McAnally's (The Community Pub) > Author Craft
What's on the way out? What's new and hot?
THE_ANGRY_GAMER:
Dystopia certainly seems to be in vogue thanks to The Hunger Games, and teen romance has really exploded in the past five years. I think Urban Fantasy is riding that wave - while many readers will only want to read the Paranormal Romance sub-genre, I think a lot of people will be moving on to other forms of UF.
jeno:
What I think is interesting is that there seem to be two tracks for genre fiction right now. There are the slower trends going on in the main genres, like Fantasy and Sci Fi with their currently popular subgenres of low fantasy, urban fantasy and dsytopias. And then there's the stuff that's going on in sf/f YA, which cycles through trends a LOT faster than 'mainstream' genre publishing.
ex: I remember listening to a podcast from a big author, Patrick Rothfuss, I think, where he wondered if the next new, relatively unexplored Thing in genre fiction would be angels. But all I could think was, Really? Didn't angels cycle in and out of popularity 2-3 years ago?
And they did. It had just happened in YA sf/f. The current boom for dystopias started in YA, too. The first steampunk novel I saw with lots of presence in book stores was Leviathan, another YA.
What I wonder is if the mini cycles happening in YA correspond to the broader trends that will eventually happen in mainstream sf/f, just at a faster publishing pace.

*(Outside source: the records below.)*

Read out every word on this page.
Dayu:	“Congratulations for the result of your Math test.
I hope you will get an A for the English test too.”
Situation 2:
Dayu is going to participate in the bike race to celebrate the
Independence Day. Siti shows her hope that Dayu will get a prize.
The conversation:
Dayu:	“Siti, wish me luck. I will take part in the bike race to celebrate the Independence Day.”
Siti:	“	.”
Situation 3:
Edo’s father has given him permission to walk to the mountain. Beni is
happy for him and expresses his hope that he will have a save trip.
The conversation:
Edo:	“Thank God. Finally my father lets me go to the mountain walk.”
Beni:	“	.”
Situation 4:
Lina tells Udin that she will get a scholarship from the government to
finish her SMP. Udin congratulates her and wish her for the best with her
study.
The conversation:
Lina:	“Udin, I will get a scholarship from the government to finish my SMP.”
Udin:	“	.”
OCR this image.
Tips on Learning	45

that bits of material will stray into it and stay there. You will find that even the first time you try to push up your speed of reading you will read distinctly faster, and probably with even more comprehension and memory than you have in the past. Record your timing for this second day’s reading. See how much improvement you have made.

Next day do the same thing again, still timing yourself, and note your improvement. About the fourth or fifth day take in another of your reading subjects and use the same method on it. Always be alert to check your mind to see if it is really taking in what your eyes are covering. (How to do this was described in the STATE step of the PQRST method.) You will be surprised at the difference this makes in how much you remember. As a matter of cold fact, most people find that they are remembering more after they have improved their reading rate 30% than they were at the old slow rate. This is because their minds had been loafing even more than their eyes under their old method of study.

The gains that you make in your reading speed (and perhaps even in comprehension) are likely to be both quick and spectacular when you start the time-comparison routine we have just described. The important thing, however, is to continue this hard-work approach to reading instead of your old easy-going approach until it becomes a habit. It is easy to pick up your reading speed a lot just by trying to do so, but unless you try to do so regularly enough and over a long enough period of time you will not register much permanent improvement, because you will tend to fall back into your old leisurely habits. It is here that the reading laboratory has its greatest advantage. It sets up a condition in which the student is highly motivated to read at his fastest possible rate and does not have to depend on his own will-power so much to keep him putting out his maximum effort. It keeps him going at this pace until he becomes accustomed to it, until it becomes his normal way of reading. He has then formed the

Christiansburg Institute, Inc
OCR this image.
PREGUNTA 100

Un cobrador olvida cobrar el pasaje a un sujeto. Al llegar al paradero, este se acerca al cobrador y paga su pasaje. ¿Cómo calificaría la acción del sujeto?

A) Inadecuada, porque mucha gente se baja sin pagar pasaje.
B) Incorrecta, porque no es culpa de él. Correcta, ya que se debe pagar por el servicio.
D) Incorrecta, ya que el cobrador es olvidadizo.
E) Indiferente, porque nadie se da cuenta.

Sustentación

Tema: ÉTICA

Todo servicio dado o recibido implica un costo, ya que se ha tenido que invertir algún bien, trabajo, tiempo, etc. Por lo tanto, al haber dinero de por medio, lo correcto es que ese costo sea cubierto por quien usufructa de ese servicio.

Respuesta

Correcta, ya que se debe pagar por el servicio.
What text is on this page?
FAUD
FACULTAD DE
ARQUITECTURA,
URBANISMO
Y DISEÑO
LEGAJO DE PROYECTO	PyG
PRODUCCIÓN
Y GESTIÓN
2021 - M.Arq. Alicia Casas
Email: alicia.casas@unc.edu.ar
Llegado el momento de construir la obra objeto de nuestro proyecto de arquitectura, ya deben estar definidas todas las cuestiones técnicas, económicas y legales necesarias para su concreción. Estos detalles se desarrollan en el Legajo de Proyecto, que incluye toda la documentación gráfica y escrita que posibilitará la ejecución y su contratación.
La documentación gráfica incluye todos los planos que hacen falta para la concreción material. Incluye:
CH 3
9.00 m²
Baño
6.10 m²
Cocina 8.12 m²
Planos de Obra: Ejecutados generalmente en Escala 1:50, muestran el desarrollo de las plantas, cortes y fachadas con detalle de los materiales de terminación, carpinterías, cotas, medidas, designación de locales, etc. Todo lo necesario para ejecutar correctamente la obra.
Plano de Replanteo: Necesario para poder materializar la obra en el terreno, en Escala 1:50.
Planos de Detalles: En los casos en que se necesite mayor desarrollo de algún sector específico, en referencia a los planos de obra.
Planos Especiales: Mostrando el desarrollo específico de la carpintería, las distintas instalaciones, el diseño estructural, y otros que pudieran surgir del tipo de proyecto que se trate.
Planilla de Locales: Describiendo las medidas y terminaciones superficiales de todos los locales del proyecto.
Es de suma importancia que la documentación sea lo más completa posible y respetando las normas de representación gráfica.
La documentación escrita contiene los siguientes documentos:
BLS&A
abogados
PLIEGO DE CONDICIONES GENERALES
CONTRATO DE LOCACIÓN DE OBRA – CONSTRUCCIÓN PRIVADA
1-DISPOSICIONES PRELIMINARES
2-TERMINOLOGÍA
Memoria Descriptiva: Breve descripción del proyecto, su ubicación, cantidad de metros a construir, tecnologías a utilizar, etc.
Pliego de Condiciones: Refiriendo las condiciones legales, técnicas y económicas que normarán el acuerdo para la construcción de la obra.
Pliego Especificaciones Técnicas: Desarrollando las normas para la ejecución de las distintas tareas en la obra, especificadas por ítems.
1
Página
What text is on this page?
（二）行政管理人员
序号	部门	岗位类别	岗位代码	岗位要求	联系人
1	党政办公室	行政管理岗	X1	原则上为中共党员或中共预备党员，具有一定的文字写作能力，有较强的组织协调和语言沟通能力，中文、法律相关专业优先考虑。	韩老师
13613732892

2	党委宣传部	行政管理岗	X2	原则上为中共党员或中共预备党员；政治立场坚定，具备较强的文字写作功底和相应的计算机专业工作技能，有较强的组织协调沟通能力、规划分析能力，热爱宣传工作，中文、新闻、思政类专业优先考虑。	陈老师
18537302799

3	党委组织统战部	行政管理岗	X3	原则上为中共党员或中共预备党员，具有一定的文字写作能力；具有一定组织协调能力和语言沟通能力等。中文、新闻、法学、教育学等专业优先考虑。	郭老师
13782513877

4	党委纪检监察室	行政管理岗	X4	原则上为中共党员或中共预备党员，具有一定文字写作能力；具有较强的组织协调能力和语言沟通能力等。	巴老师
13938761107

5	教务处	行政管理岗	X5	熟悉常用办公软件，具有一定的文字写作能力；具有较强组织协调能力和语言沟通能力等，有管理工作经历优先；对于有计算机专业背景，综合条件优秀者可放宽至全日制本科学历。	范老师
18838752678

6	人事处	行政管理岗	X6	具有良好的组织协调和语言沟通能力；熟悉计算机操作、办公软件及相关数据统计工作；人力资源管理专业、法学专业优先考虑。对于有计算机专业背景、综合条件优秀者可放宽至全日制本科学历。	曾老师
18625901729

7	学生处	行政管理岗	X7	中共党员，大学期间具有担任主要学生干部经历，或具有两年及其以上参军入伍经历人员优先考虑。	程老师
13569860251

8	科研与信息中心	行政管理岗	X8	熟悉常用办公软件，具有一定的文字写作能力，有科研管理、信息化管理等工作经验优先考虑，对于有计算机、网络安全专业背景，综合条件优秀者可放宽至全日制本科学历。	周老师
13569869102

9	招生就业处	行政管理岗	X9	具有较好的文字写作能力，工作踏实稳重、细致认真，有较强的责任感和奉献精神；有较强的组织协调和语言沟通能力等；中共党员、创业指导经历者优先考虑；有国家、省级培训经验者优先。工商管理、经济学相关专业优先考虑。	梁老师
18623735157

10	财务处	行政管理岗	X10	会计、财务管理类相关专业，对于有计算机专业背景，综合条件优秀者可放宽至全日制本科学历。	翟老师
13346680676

the neurovore of Zur-En-Aargh:
--- Quote from: Quantus on September 17, 2012, 05:33:11 PM ---What about the coming Jim Butcher steampunk series?
--- End quote ---
I'll certainly be giving it a try, though with a mite of wistfulness about Jim having picked this project over other non-Dresden projects he has alluded to at one point or another that sounded more to my tastes. Fwiw, Codex Alera did not do much for me, particularly the later volumes.
Quantus:
--- Quote from: the neurovore of Zur-En-Aargh on September 17, 2012, 07:18:52 PM ---I'll certainly be giving it a try, though with a mite of wistfulness about Jim having picked this project over other non-Dresden projects he has alluded to at one point or another that sounded more to my tastes. Fwiw, Codex Alera did not do much for me, particularly the later volumes.
--- End quote ---
To each their own; Ive never actually read any Steampunk, but love it in concept. You seem to trend more towards the Sci-fi side of things if Im not mistaken, so I can see why youd have preferred the Space Marshall thing he'd mentioned. (Thats what you're referring to, correct?)
the neurovore of Zur-En-Aargh:
--- Quote from: Quantus on September 17, 2012, 08:29:34 PM ---To each their own; Ive never actually read any Steampunk, but love it in concept.
--- End quote ---
Most of it breaks my suspension of disbelief on perpetual-motion-machine grounds.
--- Quote ---You seem to trend more towards the Sci-fi side of things if Im not mistaken, so I can see why youd have preferred the Space Marshall thing he'd mentioned. (Thats what you're referring to, correct?)
--- End quote ---
That or the other high fantasy he also mentioned at one point.